Entomology journal retracts 2016 study with flawed analyses

journal-of-medical-entomologyAn entomology journal has issued its first retraction during the current editor’s nearly 30-year tenure — for a 2016 study with serious flaws in the analyses. 

After the Journal of Medical Entomology (JME) published the study — about the identification of genes that enable an insect to detect odors — an outside researcher wrote a letter to the journal highlighting flaws in the paper. The journal then asked the authors to respond, and enlisted two additional peer reviewers to look into the study, the outside comment, and the authors’ response. They concluded the paper should be retracted.

William Reisen — the journal’s editor-in-chief from the University of California, Davis — said the journal believes the errors were unintentional and there was no fraud on the authors’ part. He added:

This was a case where the subject editor and the two peer reviewers did not catch mistakes the authors made in the interpretation of their data.

Reisen went on:

These errors were brought to my attention after publication and with concurrence of the JME Editorial board we retracted this paper and published comments from a reader and a rebuttal from the authors.  

Reisen noted:

I am very embarrassed that this paper had to be retracted on my watch.  However, our journal publishes a wide variety of papers and it is almost impossible to have a wide enough array of subject editors that are skilled in every topic/area of research.  The paper in question was quite outside the realm of our normal submissions and this contributed to our failure to catch these mistakes in interpretation. This was the first retraction I have had to make since I started editing this journal in 1988.

Here’s the retraction notice, issued last month:

Shortly after the Journal of Medical Entomology published the above paper, the editor was notified of concerns regarding the authors’ identification of Odorant Receptor genes within the whole body transcriptome of the mite Tyrophagus putrescentiae Schrank. These concerns were detailed in a Letter to the Editor by Dr. H. Robertson, University of Illinois (Robertson 2016). The authors were asked to respond to these concerns and submitted a response (Qu 2016). The editor-in-chief engaged two new reviewers to consider the paper in light of these concerns and the authors’ response; these reviewers confirmed that the analysis was seriously flawed and recommended that the paper be retracted.
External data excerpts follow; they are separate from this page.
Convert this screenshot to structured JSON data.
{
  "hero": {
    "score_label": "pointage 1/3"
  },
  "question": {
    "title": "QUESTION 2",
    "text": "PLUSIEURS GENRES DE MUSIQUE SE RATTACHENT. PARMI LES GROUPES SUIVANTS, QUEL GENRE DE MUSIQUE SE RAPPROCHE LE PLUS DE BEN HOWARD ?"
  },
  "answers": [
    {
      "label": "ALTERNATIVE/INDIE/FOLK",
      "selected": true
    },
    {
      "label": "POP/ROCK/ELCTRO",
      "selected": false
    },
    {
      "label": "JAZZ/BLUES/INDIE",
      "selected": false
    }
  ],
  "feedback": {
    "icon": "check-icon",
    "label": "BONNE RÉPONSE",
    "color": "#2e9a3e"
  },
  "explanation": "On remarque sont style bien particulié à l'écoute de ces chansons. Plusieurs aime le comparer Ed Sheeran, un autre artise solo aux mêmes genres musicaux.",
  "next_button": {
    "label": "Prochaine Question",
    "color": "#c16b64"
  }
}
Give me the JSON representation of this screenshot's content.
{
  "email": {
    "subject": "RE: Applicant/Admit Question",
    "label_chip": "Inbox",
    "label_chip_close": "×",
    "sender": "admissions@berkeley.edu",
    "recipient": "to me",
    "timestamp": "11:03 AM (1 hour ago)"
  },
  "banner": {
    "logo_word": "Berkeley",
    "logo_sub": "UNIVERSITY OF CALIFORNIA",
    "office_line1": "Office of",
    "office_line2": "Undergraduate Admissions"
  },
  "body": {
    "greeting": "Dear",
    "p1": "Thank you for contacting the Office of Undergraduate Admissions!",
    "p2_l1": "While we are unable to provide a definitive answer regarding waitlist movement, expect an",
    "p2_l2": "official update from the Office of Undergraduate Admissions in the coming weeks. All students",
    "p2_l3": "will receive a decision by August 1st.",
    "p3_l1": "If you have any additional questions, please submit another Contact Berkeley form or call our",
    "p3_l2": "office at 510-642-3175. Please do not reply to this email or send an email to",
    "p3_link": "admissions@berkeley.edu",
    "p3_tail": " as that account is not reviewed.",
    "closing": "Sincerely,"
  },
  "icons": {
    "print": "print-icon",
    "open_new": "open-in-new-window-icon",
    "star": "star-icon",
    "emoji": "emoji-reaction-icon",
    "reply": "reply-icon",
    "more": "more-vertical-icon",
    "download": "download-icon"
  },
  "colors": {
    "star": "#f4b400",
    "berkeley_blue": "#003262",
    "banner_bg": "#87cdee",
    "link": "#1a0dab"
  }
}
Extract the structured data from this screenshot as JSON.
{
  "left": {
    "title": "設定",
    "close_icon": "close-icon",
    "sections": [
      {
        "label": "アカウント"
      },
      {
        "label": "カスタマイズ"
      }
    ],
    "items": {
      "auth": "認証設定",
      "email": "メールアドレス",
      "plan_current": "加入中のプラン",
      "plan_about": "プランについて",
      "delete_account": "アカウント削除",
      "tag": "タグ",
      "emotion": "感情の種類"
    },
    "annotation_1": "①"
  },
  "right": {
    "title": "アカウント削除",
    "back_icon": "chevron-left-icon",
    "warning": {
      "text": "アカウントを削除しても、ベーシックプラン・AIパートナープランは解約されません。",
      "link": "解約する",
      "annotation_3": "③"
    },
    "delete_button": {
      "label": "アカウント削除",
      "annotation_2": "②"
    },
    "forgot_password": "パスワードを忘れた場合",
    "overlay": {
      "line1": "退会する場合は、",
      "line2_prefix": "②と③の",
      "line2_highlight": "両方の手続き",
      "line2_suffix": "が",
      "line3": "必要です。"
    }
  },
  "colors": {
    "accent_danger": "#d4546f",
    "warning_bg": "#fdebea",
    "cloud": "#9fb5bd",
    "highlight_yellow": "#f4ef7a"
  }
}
Based on issues with the interpretation and analyses of the sequences, the Journal of Medical Entomology is retracting this paper.

The original study, “Insights Into the Evolution of Chemoreceptor Genes Superfamily in Tyrophagus putrescentiae (Acari: Acaridae),” was published in April.

Hugh Robertson, based at the University of Illinois at Urbana-Champaign, who wrote the comment article about the paper, told us: 

I’m sure there was no deliberate scientific fraud on their part, they were interested in olfaction in this mite and trying to find [odorant receptors] and simply tried too hard.

In his critique, Robertson argues that the authors have

conflated four G-protein- coupled receptors [GPCRs] involved in basic physiological processes with the recently evolved Odorant Receptor gene family of olfactory receptors in insects, therefore their claim to have identified members of this OR family in this mite, which would be a first for noninsect arthropods, is not correct.

In their response, the study’s first and last authors write:

We surmised that some GPCRs may be involved in olfaction and pheromone identification. We have compared the phylogenetic relationships of these GPCRs (which we named ORs) with the ORs in insects, which have been well studied. We here in suggest that the “ORs” in our paper should have been termed “the OR-like genes.” So far, many of the functions of the ORs have not been verified, only in the hypothetical state.

We’ve reached out to all the study’s authors — S. X. Qu, H. P. Li, L. Ma, and J. D. Song — who are based at the Jiangsu Academy of Agricultural Sciences in Nanjing, China. We’ll update the post if we hear back.